Other commonly reported side effects include mild jitteriness, difficulty sleeping (especially if dosing later in the day), slight nausea, and occasional increases in emotional sensitivity that some people find uncomfortable rather than therapeutic.
Dangerous Drug Interactions
Because psilocybin works through the serotonin system, combining it with other serotonin-active medications creates real risks. The most dangerous documented interaction is with lithium: out of just six reported cases of lithium plus psilocybin, two resulted in seizures. If you take lithium, psilocybin is not safe for you at any dose.
SSRIs, SNRIs, tricyclic antidepressants, and MAOIs all modulate the same neurotransmitter pathways as psilocybin, raising the risk of serotonin syndrome, a potentially life-threatening condition involving agitation, rapid heart rate, high blood pressure, and in severe cases, seizures or loss of consciousness. SSRIs are the most commonly prescribed antidepressants in the world, which means many people interested in microdosing for depression are already taking a medication that interacts with psilocybin. Other medications of concern include trazodone, mirtazapine, buspirone, and atypical antipsychotics like risperidone.
Getting the Dose Right
If you’re starting from scratch, the standard advice is to begin at the low end (0.1 grams of dried, ground material) and stay there for at least one full cycle of your chosen protocol before adjusting. The goal is to feel essentially normal throughout the day. If you notice any visual changes, unusual body sensations, or a shift in perception, the dose is too high. Many people describe the ideal microdose as feeling like “a particularly good day” rather than anything distinctly altered.

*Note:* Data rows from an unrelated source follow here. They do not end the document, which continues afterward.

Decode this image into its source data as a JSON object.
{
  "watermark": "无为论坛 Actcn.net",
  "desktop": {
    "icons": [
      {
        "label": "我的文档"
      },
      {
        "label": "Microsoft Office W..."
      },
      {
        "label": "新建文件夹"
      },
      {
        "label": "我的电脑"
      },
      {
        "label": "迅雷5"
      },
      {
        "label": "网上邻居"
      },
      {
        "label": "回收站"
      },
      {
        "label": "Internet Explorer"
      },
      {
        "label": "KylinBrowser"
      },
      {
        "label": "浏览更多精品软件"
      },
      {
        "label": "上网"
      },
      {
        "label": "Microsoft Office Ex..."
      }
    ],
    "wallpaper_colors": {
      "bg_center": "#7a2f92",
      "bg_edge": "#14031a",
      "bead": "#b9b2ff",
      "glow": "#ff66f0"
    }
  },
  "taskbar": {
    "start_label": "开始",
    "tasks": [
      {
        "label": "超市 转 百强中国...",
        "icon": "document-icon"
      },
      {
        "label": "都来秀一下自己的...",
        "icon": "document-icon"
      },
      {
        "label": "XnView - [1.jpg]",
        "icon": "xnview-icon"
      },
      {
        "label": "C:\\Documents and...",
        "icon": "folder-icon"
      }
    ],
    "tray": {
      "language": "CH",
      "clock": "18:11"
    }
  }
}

Timing matters. Most people take their microdose in the morning with food, both to minimize nausea and to avoid any interference with sleep. Keeping a brief daily journal, even just a few words about mood, energy, and sleep quality, helps you track patterns over the weeks-long timeline where changes tend to emerge. Benefits from microdosing, when they occur, typically build gradually rather than appearing on the first dose day.
Legal Status
Psilocybin remains a Schedule I controlled substance under U.S. federal law. Oregon legalized psilocybin for mental health treatment in supervised settings starting in 2021, and Colorado followed in 2022 by decriminalizing psilocybin and legalizing supervised “healing centers” for adults 21 and older. In both states, the legal framework is built around supervised use, not personal possession for home microdosing. Several cities, including Denver, Oakland, and Washington D.C., have deprioritized enforcement of psilocybin laws, but deprioritization is not the same as legalization.
Australia became the first country to formally approve psilocybin as a prescription medication, allowing authorized psychiatrists to prescribe it for treatment-resistant depression starting in July 2023. In Canada, individual exemptions for psilocybin therapy can be granted through the federal health authority. In most other countries, psilocybin remains illegal, though enforcement varies widely.